In a previous article I floated the idea that using CPI-U to measure “keeping up” during retirement might be the wrong thing, especially for (extremely) early retirees that are contemplating a retirement of half a century.
(I have another future article in mind on other problems with using CPI-U in backtesting retirement outcomes, as well.)
If we wanted to use something other than CPI-U…what would we use?
Let’s remind ourselves of why we want an alternative to CPI-U: we want to “keep up” with the expenditures of the average American. Yes, that is lifestyle inflation in a sense. It means getting a mobile phone, even though you retired in 1985. It means getting an automobile, even though you retired in 1920. It means we maintain our general socioeconomic class during that half century of retirement.
The Consumer Bundle
Instead of CPI-U we’re going to use the US Consumer Bundle instead. The US Consumer Bundle is easy to understand: “The value of the consumer bundle is the average annual expenditures of consumer units. Expenditures are for goods and services; also included are gifts and charitable contributions, as well as insurance premiums and pension contributions. The value of the consumer bundle is expressed in dollars; it is not corrected for inflation.”
This is all the money (directly) spent by consumers. Now that we know the average amount spent every year, we can calculate the Maximum Safe Withdrawal Rate necessary to “stay average”.
Here the lowest ones, assuming a 40-year retirement and a 60/40 portfolio…
1937 0.024753
1939 0.028628
1936 0.029474
1940 0.030197
1934 0.031209
1906 0.033219
1916 0.033839
1946 0.034076
1902 0.034194
1941 0.034411
1938 0.034597
1910 0.034746
1909 0.034766
1903 0.034949
1905 0.035047
1965 0.035230
1966 0.035264
1901 0.035275
1962 0.035421
1907 0.035667
1912 0.035905
1964 0.036297
1935 0.036600
1911 0.036728
1913 0.037021
1968 0.037517
1945 0.037777
1929 0.037790
1969 0.038305
1917 0.038365
Two things are noticeable:
- The lowest numbers are substantially lower than the 3.25% or 4% (depending on what exact length of retirement you choose) you would get using CPI-U.
- The terrible 1960s, while still not great, is nowhere to seen among the “worst” years. Instead the worst time period appears to be the mid-1930s to the late-1970s.
Why it was so hard to keep up in the 1930s-1950s
Remember this was a period of dramatically expanding American wealth. All of our stereotypes of idyllic American life come from this time period.
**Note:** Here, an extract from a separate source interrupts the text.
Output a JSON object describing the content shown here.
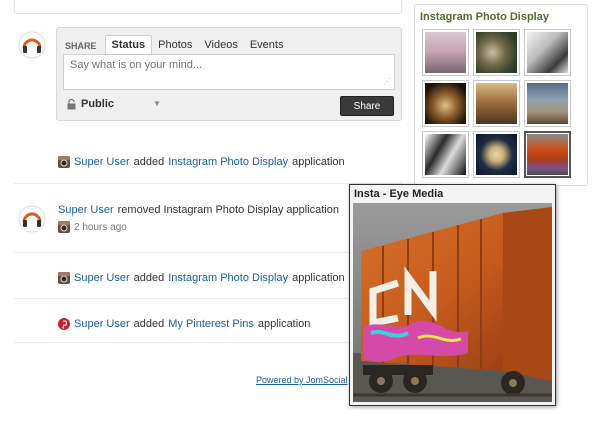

Do you really want to be living a Depression-era lifestyle while literally is changing to something a lot closer to what we’d recognise as a modern lifestyle?
In 1945, as the war came to a close, inflation was 2.2%…but the Consumer Bundle went up 9.4%. The next year inflation was 18% but the Consumer Bundle went up 27%. The gap isn’t always that large but it is always there. After all, that’s what a “rising standard of living” means.
Bonds
I think this is another reason to question the value of bonds in the portfolio of an early retiree. Yes, you might have volatility. Learn to live with it. The alternative is to risk a gradually reduced standard of living as your bonds erode over decades.
The lowest SWR with a 60/40 portfolio is 2.4% (in 1937). There are 2other years where the SWR is under 3%. The median SWR is just 3.9% and the 10% percentile SWR is 3.4%.
On the other hand, with a 100% equity portfolio things change quite a bit. The lowest SWR is 2.8% (0.4% higher). The median SWR is 4.7% (0.8% higher). The 10th percentile SWR is 3.7% (0.3% higher).
In every measurable way, 100% equities appear do better than anything else when we’re using a Consumer Bundle instead of CPI-U.
Variable withdrawals
But it is also another reason to have reservations about Safe Withdrawal Rate strategies when thinking about retirement. Should a 1937 retiree really use a 2.8% withdrawal rate? This is what constant withdrawals look like compared to variable withdrawals:
Using constant withdrawals makes you cut spending preemptively. In this case, you cut spending for 20+ years, often by tens of thousands of dollars, just to save yourself from spending cuts in the last four or five years of retirement. (A time you may not even reach; it is likely you will die before then.)
Maintaining your portfolio
Those SWRs from above — 2.4% for a 60/40 portfolio or 2.8% for a 100/0 portfolio — assume you spend it all by the end. But a lot of early retirees have dreams of maintaining their portfolio. That it is 50% or even 100% of the original value when they die.
But those are expensive things to do.
If you have a 60/40 portfolio and want a final portfolio value of 50% of the original (instead of 0%), the SWR drops from 2.4% to 1.7%. And if you want to maintain 100% of the original, the SWR drops from 2.4% to 1.05%.
If you have a 100/0 portfolio and want to maintain 50% of the portfolio, the SWR drops from 2.8% to 2.4%. To maintain 100% it drops from 2.8% to 2.06%.
Maintaining your portfolio value across half a century, while keeping up with a society-wide standard of living, appears to be an expensive luxury.